The illegal Jewish settlers who live in the occupied West Bank are connected to the Israeli water grid through a sophisticated network that provides water continuously, Haaretz said, but Palestinian cities are not. “So in the scorching summer, Palestinians get municipal water only sporadically,” it added.

“This is the hardest summer we have had in nine years,” said Palestinian Water Minister, Mazen Ghunaim, who accused Israel’s national water company of reducing water supplies to the Palestinian cities of Bethlehem and Hebron by 25 per cent for the past nine weeks.

While Ghunaim said the reason for the recent water cuts were “political,” Israel’s water authority claimed the reason was “technical.”

Settlements stealing Palestinian water - Cartoon [Sarwar Ahmed/MiddleEastMonitor]

Settlements stealing Palestinian water – Cartoon [Sarwar Ahmed/MiddleEastMonitor]

Since 2021, the Israeli occupation authorities have demolished nearly 160 unauthorised Palestinian reservoirs, sewage networks and wells across the West Bank and East Jerusalem, according to the United Nations humanitarian agency, OCHA.

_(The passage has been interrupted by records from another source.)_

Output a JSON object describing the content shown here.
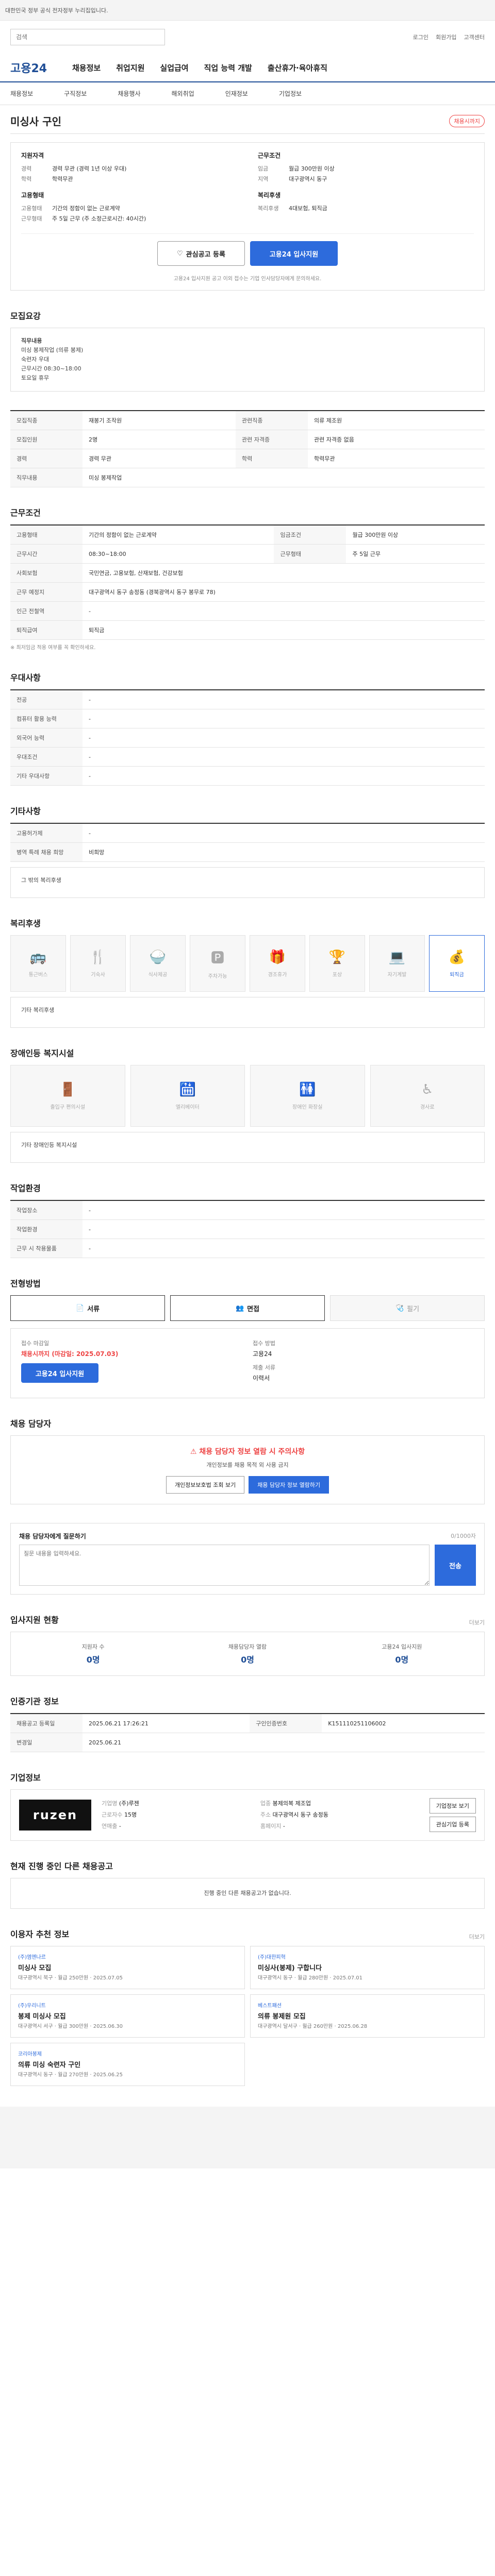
{
  "topbar": {
    "notice": "대한민국 정부 공식 전자정부 누리집입니다."
  },
  "search": {
    "placeholder": "검색",
    "util": [
      "로그인",
      "회원가입",
      "고객센터"
    ]
  },
  "gnb": {
    "logo": "고용24",
    "items": [
      "채용정보",
      "취업지원",
      "실업급여",
      "직업 능력 개발",
      "출산휴가·육아휴직"
    ]
  },
  "lnb": [
    "채용정보",
    "구직정보",
    "채용행사",
    "해외취업",
    "인재정보",
    "기업정보"
  ],
  "job": {
    "title": "미싱사 구인",
    "status": "채용시까지"
  },
  "summary": {
    "left_title": "지원자격",
    "left": [
      {
        "k": "경력",
        "v": "경력 무관 (경력 1년 이상 우대)"
      },
      {
        "k": "학력",
        "v": "학력무관"
      }
    ],
    "left2_title": "고용형태",
    "left2": [
      {
        "k": "고용형태",
        "v": "기간의 정함이 없는 근로계약"
      },
      {
        "k": "근무형태",
        "v": "주 5일 근무 (주 소정근로시간: 40시간)"
      }
    ],
    "right_title": "근무조건",
    "right": [
      {
        "k": "임금",
        "v": "월급 300만원 이상"
      },
      {
        "k": "지역",
        "v": "대구광역시 동구"
      }
    ],
    "right2_title": "복리후생",
    "right2": [
      {
        "k": "복리후생",
        "v": "4대보험, 퇴직금"
      }
    ],
    "btn_save": "관심공고 등록",
    "btn_apply": "고용24 입사지원",
    "note": "고용24 입사지원 공고 이외 접수는 기업 인사담당자에게 문의하세요."
  },
  "detail": {
    "title": "모집요강",
    "text": [
      "직무내용",
      "미싱 봉제작업 (의류 봉제)",
      "숙련자 우대",
      "근무시간 08:30~18:00",
      "토요일 휴무"
    ]
  },
  "recruit": {
    "title": "모집요강",
    "rows": [
      {
        "k": "모집직종",
        "v": "재봉기 조작원"
      },
      {
        "k": "관련직종",
        "v": "의류 제조원"
      },
      {
        "k": "모집인원",
        "v": "2명"
      },
      {
        "k": "관련 자격증",
        "v": "관련 자격증 없음"
      },
      {
        "k": "경력",
        "v": "경력 무관"
      },
      {
        "k": "학력",
        "v": "학력무관"
      },
      {
        "k": "직무내용",
        "v": "미싱 봉제작업"
      }
    ]
  },
  "cond": {
    "title": "근무조건",
    "rows": [
      {
        "k": "고용형태",
        "v": "기간의 정함이 없는 근로계약"
      },
      {
        "k": "임금조건",
        "v": "월급 300만원 이상"
      },
      {
        "k": "근무시간",
        "v": "08:30~18:00"
      },
      {
        "k": "근무형태",
        "v": "주 5일 근무"
      },
      {
        "k": "사회보험",
        "v": "국민연금, 고용보험, 산재보험, 건강보험"
      },
      {
        "k": "근무 예정지",
        "v": "대구광역시 동구 송정동 (경북광역시 동구 봉무로 78)"
      },
      {
        "k": "인근 전철역",
        "v": "-"
      },
      {
        "k": "퇴직급여",
        "v": "퇴직금"
      }
    ],
    "note": "※ 최저임금 적용 여부를 꼭 확인하세요."
  },
  "pref": {
    "title": "우대사항",
    "rows": [
      {
        "k": "전공",
        "v": "-"
      },
      {
        "k": "컴퓨터 활용 능력",
        "v": "-"
      },
      {
        "k": "외국어 능력",
        "v": "-"
      },
      {
        "k": "우대조건",
        "v": "-"
      },
      {
        "k": "기타 우대사항",
        "v": "-"
      }
    ]
  },
  "extra": {
    "title": "기타사항",
    "rows": [
      {
        "k": "고용허가제",
        "v": "-"
      },
      {
        "k": "병역 특례 채용 희망",
        "v": "비희망"
      }
    ],
    "box": "그 밖의 복리후생"
  },
  "welfare": {
    "title": "복리후생",
    "items": [
      {
        "g": "🚌",
        "label": "통근버스",
        "on": false
      },
      {
        "g": "🍴",
        "label": "기숙사",
        "on": false
      },
      {
        "g": "🍚",
        "label": "식사제공",
        "on": false
      },
      {
        "g": "🅿",
        "label": "주차가능",
        "on": false
      },
      {
        "g": "🎁",
        "label": "경조휴가",
        "on": false
      },
      {
        "g": "🏆",
        "label": "포상",
        "on": false
      },
      {
        "g": "💻",
        "label": "자기계발",
        "on": false
      },
      {
        "g": "💰",
        "label": "퇴직금",
        "on": true
      }
    ],
    "note": "기타 복리후생"
  },
  "facility": {
    "title": "장애인등 복지시설",
    "items": [
      {
        "g": "🚪",
        "label": "출입구 편의시설"
      },
      {
        "g": "🛗",
        "label": "엘리베이터"
      },
      {
        "g": "🚻",
        "label": "장애인 화장실"
      },
      {
        "g": "♿",
        "label": "경사로"
      }
    ],
    "note": "기타 장애인등 복지시설"
  },
  "workenv": {
    "title": "작업환경",
    "rows": [
      {
        "k": "작업장소",
        "v": "-"
      },
      {
        "k": "작업환경",
        "v": "-"
      },
      {
        "k": "근무 시 착용물품",
        "v": "-"
      }
    ]
  },
  "method": {
    "title": "전형방법",
    "tabs": [
      {
        "g": "📄",
        "label": "서류",
        "on": true
      },
      {
        "g": "👥",
        "label": "면접",
        "on": true
      },
      {
        "g": "🩺",
        "label": "필기",
        "on": false
      }
    ],
    "apply_k": "접수 마감일",
    "apply_v": "채용시까지 (마감일: 2025.07.03)",
    "apply2_k": "접수 방법",
    "apply2_v": "고용24",
    "apply3_k": "제출 서류",
    "apply3_v": "이력서",
    "btn": "고용24 입사지원"
  },
  "contact": {
    "title": "채용 담당자",
    "warn": "채용 담당자 정보 열람 시 주의사항",
    "text": "개인정보를 채용 목적 외 사용 금지",
    "btn1": "개인정보보호법 조회 보기",
    "btn2": "채용 담당자 정보 열람하기"
  },
  "qna": {
    "title": "채용 담당자에게 질문하기",
    "placeholder": "질문 내용을 입력하세요.",
    "send": "전송",
    "count": "0/1000자"
  },
  "stats": {
    "title": "입사지원 현황",
    "more": "더보기",
    "items": [
      {
        "k": "지원자 수",
        "v": "0명"
      },
      {
        "k": "채용담당자 열람",
        "v": "0명"
      },
      {
        "k": "고용24 입사지원",
        "v": "0명"
      }
    ]
  },
  "meta": {
    "title": "인증기관 정보",
    "rows": [
      {
        "k": "채용공고 등록일",
        "v": "2025.06.21 17:26:21"
      },
      {
        "k": "구인인증번호",
        "v": "K151110251106002"
      },
      {
        "k": "변경일",
        "v": "2025.06.21"
      }
    ]
  },
  "company": {
    "title": "기업정보",
    "logo": "ruzen",
    "rows": [
      {
        "k": "기업명",
        "v": "(주)루젠"
      },
      {
        "k": "업종",
        "v": "봉제의복 제조업"
      },
      {
        "k": "근로자수",
        "v": "15명"
      },
      {
        "k": "주소",
        "v": "대구광역시 동구 송정동"
      },
      {
        "k": "연매출",
        "v": "-"
      },
      {
        "k": "홈페이지",
        "v": "-"
      }
    ],
    "btn1": "기업정보 보기",
    "btn2": "관심기업 등록"
  },
  "others": {
    "title": "현재 진행 중인 다른 채용공고",
    "empty": "진행 중인 다른 채용공고가 없습니다."
  },
  "recs": {
    "title": "이용자 추천 정보",
    "more": "더보기",
    "items": [
      {
        "co": "(주)엠엔나르",
        "tt": "미싱사 모집",
        "meta": "대구광역시 북구 · 월급 250만원 · 2025.07.05"
      },
      {
        "co": "(주)대한피혁",
        "tt": "미싱사(봉제) 구합니다",
        "meta": "대구광역시 동구 · 월급 280만원 · 2025.07.01"
      },
      {
        "co": "(주)우리니트",
        "tt": "봉제 미싱사 모집",
        "meta": "대구광역시 서구 · 월급 300만원 · 2025.06.30"
      },
      {
        "co": "베스트패션",
        "tt": "의류 봉제원 모집",
        "meta": "대구광역시 달서구 · 월급 260만원 · 2025.06.28"
      },
      {
        "co": "코리아봉제",
        "tt": "의류 미싱 숙련자 구인",
        "meta": "대구광역시 동구 · 월급 270만원 · 2025.06.25"
      }
    ]
  }
}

The rate of demolition is quickening: Over the first half of 2023, authorities knocked down almost the same number of Palestinian water installations as they did all of last year.

In the herding communities of the northern Jordan Valley, Palestinian water consumption is just 26 litres (seven gallons) a day. That is so far below the World Health Organisation’s minimum standard of 50-100 litres that it is ranked as a disaster zone, according to B’Tselem.

In contrast, Israeli settlers in the Jordan Valley consume 400-700 litres per capita a day on average, the rights group said. This shows the difference very clearly.